Ryan Starkes, partner and leader of BDO's life sciences practice, in Woodbridge, said the report is good news, though R&D spending is never a guarantee of success.
"It's a positive sign because I think it's showing that the investments that have been made in these companies are being put to use," he said.
Within the overall increase, 55 percent of small biotechs boosted their spending, as did 66 percent of large biotechs.
The report did, however, show some signs of the stressed economy, including a persistent gap between the large and small firms. While large firms grew their work forces by an average of 10 percentage points last year, smaller firms cut their staffs by 3 percentage points, part of a broader move toward leaner business models.
"There are a lot of experienced people out in the marketplace still, and they're maybe choosing to not join on a full-time basis, but rather as a consultant," Starkes said. "That's enabling the companies to leverage their experience on a more focused basis."
The report also showed larger companies are relying more on revenue generated from operations to fund their R&D, as opposed to equity financing. Only 24 percent of large companies raised equity financing last year.
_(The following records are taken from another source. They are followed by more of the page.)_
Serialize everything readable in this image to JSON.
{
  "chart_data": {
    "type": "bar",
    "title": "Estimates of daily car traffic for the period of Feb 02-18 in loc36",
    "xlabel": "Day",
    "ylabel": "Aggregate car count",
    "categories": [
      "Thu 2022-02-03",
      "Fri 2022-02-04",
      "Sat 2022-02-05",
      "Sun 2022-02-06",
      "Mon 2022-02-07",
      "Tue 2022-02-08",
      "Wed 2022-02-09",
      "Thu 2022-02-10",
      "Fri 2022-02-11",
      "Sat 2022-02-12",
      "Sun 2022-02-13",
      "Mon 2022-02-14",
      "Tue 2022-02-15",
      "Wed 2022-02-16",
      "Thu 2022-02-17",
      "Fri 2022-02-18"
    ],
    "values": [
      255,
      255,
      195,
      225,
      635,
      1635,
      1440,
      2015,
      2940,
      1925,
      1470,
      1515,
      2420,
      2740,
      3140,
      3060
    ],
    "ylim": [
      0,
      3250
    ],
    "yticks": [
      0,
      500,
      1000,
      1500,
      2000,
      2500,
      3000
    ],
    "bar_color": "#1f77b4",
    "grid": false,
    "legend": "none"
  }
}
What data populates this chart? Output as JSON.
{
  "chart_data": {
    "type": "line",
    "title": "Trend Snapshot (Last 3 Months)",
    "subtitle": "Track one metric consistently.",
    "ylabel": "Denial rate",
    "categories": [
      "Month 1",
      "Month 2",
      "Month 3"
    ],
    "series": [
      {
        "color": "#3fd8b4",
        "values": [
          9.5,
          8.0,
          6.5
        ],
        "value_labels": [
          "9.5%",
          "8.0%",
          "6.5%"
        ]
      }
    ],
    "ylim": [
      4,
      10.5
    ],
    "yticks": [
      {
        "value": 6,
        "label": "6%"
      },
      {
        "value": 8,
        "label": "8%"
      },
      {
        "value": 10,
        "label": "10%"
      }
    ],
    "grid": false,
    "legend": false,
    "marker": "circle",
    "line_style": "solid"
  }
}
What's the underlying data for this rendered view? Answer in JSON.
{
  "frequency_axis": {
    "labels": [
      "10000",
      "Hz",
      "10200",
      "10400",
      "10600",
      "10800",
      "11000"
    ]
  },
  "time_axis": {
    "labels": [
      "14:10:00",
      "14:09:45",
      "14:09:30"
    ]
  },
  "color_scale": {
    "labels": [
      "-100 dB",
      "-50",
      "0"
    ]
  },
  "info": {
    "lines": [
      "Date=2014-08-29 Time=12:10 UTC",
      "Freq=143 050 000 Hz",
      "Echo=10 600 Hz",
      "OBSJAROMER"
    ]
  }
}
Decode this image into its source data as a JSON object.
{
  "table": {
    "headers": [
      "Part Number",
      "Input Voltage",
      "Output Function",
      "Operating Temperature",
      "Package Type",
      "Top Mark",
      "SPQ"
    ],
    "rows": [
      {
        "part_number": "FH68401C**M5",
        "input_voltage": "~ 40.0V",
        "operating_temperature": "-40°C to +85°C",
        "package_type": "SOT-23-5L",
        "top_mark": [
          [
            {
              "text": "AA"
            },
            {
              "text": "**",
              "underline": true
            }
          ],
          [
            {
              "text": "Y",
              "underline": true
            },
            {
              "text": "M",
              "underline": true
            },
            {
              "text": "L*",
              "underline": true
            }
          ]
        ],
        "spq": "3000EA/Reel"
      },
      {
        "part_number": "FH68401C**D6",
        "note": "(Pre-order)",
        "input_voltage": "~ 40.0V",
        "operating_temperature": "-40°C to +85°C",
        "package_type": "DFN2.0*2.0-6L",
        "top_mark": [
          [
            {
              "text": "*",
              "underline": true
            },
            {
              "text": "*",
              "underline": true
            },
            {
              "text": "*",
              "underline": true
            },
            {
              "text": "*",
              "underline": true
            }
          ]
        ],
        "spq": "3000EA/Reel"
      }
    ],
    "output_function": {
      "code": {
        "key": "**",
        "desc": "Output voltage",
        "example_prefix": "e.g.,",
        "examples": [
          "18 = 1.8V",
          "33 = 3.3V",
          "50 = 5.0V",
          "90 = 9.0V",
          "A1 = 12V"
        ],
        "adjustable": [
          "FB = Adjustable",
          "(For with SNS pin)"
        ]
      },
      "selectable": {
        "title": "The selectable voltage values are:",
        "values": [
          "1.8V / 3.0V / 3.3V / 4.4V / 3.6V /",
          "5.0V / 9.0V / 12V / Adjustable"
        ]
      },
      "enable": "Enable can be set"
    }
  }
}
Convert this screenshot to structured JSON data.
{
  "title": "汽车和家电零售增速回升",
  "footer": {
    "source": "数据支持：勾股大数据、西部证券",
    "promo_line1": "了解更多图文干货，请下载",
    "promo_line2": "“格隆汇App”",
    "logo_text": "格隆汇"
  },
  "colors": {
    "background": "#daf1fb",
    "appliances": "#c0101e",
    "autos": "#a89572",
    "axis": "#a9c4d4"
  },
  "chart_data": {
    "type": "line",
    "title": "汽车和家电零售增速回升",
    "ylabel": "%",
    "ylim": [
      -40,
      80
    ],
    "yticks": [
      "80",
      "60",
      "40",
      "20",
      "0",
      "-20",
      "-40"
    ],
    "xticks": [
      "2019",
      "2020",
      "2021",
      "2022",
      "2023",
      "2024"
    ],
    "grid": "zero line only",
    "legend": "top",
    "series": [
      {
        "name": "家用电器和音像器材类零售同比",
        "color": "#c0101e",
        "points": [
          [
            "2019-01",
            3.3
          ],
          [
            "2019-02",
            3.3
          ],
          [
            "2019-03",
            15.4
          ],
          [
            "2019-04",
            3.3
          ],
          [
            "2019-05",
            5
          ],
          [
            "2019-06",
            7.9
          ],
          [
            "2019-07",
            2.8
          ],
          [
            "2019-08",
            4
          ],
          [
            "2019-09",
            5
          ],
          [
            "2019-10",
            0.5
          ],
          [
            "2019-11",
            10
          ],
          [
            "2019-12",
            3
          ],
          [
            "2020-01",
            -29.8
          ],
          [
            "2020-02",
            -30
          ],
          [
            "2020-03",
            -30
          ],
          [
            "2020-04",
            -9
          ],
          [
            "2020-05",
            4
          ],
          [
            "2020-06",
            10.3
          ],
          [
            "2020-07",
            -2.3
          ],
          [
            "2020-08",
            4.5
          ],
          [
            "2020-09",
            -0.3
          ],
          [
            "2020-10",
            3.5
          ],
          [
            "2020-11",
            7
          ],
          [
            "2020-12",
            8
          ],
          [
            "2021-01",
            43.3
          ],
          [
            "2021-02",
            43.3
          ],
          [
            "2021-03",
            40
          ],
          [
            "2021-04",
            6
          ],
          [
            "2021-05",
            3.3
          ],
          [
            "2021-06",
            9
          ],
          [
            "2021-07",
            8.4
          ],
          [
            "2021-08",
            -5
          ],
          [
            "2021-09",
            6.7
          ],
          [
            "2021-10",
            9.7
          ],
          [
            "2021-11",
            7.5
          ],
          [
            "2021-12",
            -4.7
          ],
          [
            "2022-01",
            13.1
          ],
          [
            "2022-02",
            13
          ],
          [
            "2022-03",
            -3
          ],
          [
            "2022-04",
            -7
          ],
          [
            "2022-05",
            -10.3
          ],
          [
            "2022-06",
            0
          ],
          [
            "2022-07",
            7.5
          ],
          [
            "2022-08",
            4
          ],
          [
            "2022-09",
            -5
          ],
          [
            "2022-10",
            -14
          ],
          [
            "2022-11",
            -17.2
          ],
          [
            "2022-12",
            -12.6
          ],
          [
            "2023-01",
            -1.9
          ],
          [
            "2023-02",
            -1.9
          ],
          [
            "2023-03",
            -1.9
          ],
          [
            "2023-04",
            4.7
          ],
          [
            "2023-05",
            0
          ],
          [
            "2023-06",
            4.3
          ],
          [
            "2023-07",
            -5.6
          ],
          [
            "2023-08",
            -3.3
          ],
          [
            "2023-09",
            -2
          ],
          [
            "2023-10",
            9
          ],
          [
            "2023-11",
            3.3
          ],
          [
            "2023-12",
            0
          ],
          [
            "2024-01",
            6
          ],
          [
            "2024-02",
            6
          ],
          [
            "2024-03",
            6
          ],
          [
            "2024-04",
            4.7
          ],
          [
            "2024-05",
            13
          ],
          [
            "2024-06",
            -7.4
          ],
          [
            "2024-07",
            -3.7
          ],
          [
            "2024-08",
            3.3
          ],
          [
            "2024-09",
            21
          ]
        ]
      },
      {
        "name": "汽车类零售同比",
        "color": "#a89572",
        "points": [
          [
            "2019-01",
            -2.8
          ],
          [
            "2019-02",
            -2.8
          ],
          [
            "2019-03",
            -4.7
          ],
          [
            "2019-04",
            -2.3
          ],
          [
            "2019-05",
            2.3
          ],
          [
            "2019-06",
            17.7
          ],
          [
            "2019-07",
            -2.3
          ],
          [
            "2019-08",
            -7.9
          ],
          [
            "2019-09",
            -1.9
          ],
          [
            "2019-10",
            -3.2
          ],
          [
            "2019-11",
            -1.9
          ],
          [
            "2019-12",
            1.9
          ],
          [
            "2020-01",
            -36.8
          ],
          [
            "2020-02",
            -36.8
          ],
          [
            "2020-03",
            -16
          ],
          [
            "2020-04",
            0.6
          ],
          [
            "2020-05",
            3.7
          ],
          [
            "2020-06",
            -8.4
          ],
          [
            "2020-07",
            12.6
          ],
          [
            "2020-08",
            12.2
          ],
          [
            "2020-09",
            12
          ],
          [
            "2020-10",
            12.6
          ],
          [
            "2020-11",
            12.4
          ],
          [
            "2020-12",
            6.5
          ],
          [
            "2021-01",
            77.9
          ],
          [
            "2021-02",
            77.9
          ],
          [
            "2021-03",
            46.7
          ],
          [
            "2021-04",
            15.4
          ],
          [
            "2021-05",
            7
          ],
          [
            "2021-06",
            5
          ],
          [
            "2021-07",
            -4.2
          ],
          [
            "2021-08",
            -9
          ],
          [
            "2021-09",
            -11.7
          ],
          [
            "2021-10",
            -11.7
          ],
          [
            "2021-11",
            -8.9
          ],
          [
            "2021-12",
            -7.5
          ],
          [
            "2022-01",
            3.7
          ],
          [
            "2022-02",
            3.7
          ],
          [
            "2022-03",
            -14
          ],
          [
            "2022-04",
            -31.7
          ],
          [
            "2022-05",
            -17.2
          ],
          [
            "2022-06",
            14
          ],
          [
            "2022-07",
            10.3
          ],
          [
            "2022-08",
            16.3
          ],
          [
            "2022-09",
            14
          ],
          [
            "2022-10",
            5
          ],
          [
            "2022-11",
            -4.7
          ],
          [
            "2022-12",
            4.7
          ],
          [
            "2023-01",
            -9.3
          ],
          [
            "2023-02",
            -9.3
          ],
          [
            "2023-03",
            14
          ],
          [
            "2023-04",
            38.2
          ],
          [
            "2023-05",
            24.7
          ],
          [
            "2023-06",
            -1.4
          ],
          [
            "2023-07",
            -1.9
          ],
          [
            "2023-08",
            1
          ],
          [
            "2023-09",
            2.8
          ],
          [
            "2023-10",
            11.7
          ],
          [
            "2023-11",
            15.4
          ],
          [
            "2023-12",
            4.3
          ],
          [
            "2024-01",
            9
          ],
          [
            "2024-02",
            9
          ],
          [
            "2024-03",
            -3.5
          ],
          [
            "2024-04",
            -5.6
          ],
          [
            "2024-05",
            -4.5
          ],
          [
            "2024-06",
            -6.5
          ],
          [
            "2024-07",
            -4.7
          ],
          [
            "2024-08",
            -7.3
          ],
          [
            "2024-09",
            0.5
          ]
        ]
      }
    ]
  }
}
Meanwhile, 64 percent of smaller biotechs raised equity financing in 2011. Overall, biotech companies chose equity financing twice as often as debt.
"Looking to raise through equity is always, I think, the companies' preference to do when they can," Starkes said. "And the size of transactions were slightly up, but still very healthy numbers."
Companies raised an average of $74 million in equity financing in 2011, up from $68 million the previous year.
Ninety percent of small biotechs lost money last year, though that's not uncommon in an industry where it can take several years and hundreds of millions of dollars to get a lead product to market. Biotech firms lost an average of $32 million last year, less than the $34 million reported in 2010.
Companies said they had 2.63 years' worth of R&D spending in liquid assets in 2011, up from 2.56 years' worth in 2010.
"Ultimately these companies are selling science, and it's unproven," Starkes said. "They're very focused on managing their cash flow, and they get their cash flow not from selling products necessarily, but from raising capital."